Why “serving targeted audiences with targeted content” is Table Stakes
Douglas K. Smith, Quentin Hope, Tim Griggs, Knight-Lenfest Newsroom Initiative,This is an excerpt from “Table Stakes: A Manual for Getting in the Game of News,” published Nov. 14, 2017. Read more excerpts here.
Why this is Table Stakes
a) The lost past of general news for general audiences
This first Table Stake goes to the heart of what has destabilized metro newsrooms with the rise of digital media over the past 20 years. In the past, metro newspaper audiences (readers) were defined in broad terms. Publishers offered a daily bundle of content that spanned a great range beyond news – everything from comics to stock quotes. The audience was anyone interested in any part of the content provided. This audience and content strategy was sometimes described as “general news for general audiences” but it was also “lots of stuff for lots of people.”

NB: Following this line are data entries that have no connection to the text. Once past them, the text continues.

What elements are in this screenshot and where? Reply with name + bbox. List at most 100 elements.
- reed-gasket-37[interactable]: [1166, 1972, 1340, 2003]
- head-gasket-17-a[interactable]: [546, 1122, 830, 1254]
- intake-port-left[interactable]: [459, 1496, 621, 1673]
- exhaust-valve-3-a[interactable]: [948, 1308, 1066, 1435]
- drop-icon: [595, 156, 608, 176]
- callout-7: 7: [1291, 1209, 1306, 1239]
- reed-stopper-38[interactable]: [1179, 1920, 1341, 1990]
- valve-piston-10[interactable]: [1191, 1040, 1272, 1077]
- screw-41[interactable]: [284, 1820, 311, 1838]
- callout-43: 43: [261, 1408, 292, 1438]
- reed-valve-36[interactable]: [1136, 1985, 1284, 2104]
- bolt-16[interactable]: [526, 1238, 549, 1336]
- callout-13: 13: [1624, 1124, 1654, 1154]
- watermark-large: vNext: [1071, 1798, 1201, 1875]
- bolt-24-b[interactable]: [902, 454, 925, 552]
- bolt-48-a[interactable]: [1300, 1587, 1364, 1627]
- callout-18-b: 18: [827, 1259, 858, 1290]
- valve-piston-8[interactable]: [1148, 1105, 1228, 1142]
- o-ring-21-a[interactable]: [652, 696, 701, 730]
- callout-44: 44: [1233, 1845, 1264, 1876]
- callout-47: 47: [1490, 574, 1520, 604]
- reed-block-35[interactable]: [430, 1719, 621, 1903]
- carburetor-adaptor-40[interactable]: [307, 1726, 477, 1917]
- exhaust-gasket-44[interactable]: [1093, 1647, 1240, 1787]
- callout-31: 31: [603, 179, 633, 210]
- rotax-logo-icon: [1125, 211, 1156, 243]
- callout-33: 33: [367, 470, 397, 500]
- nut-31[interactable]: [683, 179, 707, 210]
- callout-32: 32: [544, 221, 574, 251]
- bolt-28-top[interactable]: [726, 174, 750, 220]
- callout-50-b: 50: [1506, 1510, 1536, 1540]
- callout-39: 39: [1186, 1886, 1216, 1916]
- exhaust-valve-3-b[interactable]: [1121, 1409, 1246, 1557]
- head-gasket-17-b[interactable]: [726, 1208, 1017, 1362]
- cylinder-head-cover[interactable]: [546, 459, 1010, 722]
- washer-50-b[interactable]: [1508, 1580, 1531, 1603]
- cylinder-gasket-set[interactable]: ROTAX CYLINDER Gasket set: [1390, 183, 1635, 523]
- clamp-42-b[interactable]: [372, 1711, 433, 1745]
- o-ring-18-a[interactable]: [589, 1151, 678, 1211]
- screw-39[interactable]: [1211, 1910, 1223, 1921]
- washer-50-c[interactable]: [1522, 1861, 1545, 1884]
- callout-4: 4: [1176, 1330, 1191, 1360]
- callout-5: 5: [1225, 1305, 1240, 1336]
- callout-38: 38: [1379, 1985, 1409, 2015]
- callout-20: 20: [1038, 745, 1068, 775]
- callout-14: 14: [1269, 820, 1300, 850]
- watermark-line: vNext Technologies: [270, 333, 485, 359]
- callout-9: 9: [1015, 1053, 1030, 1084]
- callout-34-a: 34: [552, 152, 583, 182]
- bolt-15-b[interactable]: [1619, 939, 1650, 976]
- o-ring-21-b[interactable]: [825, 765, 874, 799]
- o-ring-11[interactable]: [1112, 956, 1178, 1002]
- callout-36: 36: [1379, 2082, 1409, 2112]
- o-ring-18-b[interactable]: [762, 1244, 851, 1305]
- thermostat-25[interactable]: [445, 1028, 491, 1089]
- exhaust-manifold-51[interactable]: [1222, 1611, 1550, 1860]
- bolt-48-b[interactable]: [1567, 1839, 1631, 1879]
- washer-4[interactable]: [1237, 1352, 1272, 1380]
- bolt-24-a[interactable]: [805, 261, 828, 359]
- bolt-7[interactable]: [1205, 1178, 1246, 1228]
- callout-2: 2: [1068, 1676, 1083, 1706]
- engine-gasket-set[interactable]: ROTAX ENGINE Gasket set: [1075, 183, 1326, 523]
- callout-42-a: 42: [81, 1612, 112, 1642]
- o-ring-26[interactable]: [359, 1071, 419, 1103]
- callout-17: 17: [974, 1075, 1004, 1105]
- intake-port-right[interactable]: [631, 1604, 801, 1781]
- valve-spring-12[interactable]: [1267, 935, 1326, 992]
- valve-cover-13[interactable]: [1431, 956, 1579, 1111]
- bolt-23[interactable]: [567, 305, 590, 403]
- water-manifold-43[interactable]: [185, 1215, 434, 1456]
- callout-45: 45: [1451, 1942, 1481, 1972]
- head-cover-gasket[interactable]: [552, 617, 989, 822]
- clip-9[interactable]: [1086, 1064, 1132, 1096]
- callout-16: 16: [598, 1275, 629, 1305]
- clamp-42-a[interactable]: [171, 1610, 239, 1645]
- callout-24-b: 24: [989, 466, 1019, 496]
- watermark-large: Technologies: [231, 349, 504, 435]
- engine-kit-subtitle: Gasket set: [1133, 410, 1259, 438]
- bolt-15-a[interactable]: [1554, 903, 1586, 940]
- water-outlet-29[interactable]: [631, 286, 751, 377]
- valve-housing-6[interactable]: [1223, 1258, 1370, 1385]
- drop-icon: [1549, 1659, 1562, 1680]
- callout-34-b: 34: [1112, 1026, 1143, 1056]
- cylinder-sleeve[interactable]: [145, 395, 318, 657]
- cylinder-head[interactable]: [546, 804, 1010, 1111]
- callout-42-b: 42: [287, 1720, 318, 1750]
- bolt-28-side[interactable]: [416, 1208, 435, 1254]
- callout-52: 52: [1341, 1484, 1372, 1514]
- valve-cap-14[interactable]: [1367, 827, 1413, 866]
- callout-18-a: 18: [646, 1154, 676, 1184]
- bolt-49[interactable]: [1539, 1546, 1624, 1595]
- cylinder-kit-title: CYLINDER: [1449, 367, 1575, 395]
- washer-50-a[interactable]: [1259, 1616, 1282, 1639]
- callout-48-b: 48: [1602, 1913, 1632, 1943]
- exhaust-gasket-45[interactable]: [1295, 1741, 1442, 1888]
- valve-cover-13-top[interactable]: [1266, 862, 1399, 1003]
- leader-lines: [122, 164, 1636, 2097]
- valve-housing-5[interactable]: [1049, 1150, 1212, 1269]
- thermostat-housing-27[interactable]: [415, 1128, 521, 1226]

In this approach, little was required in terms of really understanding any particular audience or targeting content to serve their unique needs. At most, the circulation department might develop survey-based statistics on the basic demographics of subscribers and use accepted formulas to derive the estimated total number of readers based on copies circulated.
Today, much of the audience for much of that “stuff” is gone, siphoned away by specialized websites and apps, aggregation sites offering even more stuff, search sites that handle specific queries, and social platforms that flow news and information into the friends and family stream of people’s personal lives. This includes audiences for the actual news content, particularly national and international news.
The advertising base that supported all that general content is also shrinking rapidly, stripped away directly and indirectly by new players. Facebook and Google directly amass and precisely target a far larger audience in a metro newspaper’s local market than the paper can or ever could. Less directly but just as effectively, programmatic advertising networks amass and target a large local market audience by aggregating traffic across a wide range of content websites, often including your metro, local or regional enterprise.
It’s a completely disrupted and entirely different world. National and global players such as Facebook reach more audiences in your local market than you do yourselves. The market outsider knows more about the digital presence, behaviors, needs and habits of the local audience than you, the market insider. And these outsiders use this knowledge to precisely target audience segments in and across local markets.
Sidebar:
How well do you compete against Facebook in local audience?
If your metro area has 4,000,000 residents and Facebook is used by 65% of them on a monthly basis, they have a monthly reach of 2,600,000 local uniques. If these users access Facebook an average of five times a week, they amass over 56,000,000 monthly visits in your market. How do these Facebook in-market uniques and visits compare with yours?
How well do you compete with Facebook on knowing your local audience?
Facebook knows a great deal about its users in your market — their friends and family members, their personal timeline, all their “likes” and activity on other sites (through Facebook log-ins) — and uses this information to target ads and content to them. This raises the challenge of how your newsroom can know and serve its local audience better than an algorithm with a rich data feed.
b) The imperative to focus on audience segments in the face of unprecedented competition
Local enterprises faced with game-changing disruption from outside competitors must get much clearer about which customers to serve and how to serve them better than those outsiders – as with Main Street merchants contending with Walmart or any retailer facing Amazon’s direct delivery. Start by thinking about audiences not as a single undifferentiated group (“the public”) but rather as a series of audience segments, each with differing needs, interests and problems that your news enterprise can serve well with your local perspective.
Metro newsrooms can’t compete with Facebook or Google on the scale of their virtual networks or their myriad knowledge of the transactional links within those networks. But your newsrooms can use your deeper understanding of local audiences’ needs, interests and problems to solve to build loyal, more connected networks of audiences within your market. Doing this, though, requires stepping back and reversing the usual flow of newsroom thought and practice.
c) Thinking audience first, always and in all ways
It’s traditional for newsrooms to organize around subject areas as embodied in desks and beats. Journalists figure out “what’s the story” within the boundaries of those subject matter areas. Only then, perhaps, do journalists give thought to audiences for the story at hand.
This pattern needs to be flipped:
- Think audiences first – who are the segments of people and enterprises in your community that your newsroom can best serve and “own” and what are their needs, interests and problems?
- Then think about content and experiences for those audiences – what news, information and opportunities for connections can your newsroom provide that meet and serve audience needs, interests and problems?
Audience first is not just a catchphrase. It is a fundamental shift in a newsroom’s orientation and mindset that changes everything from the conversations in daily meetings to the design of workflows to the roles and skills that are most valued to the tools and technology required.
Audience first is also a required, mandatory change imposed by digital media realities. It is Table Stakes – without it, your news enterprise cannot be ‘in the game.’ Equally important though is this: putting audiences first not only gets you into the game but also far better positions your newsroom to provide more effective journalism whose relevance and value better serves the needs, interests and problems of target audiences. In other words, audience first is essential to fulfilling your journalistic mission.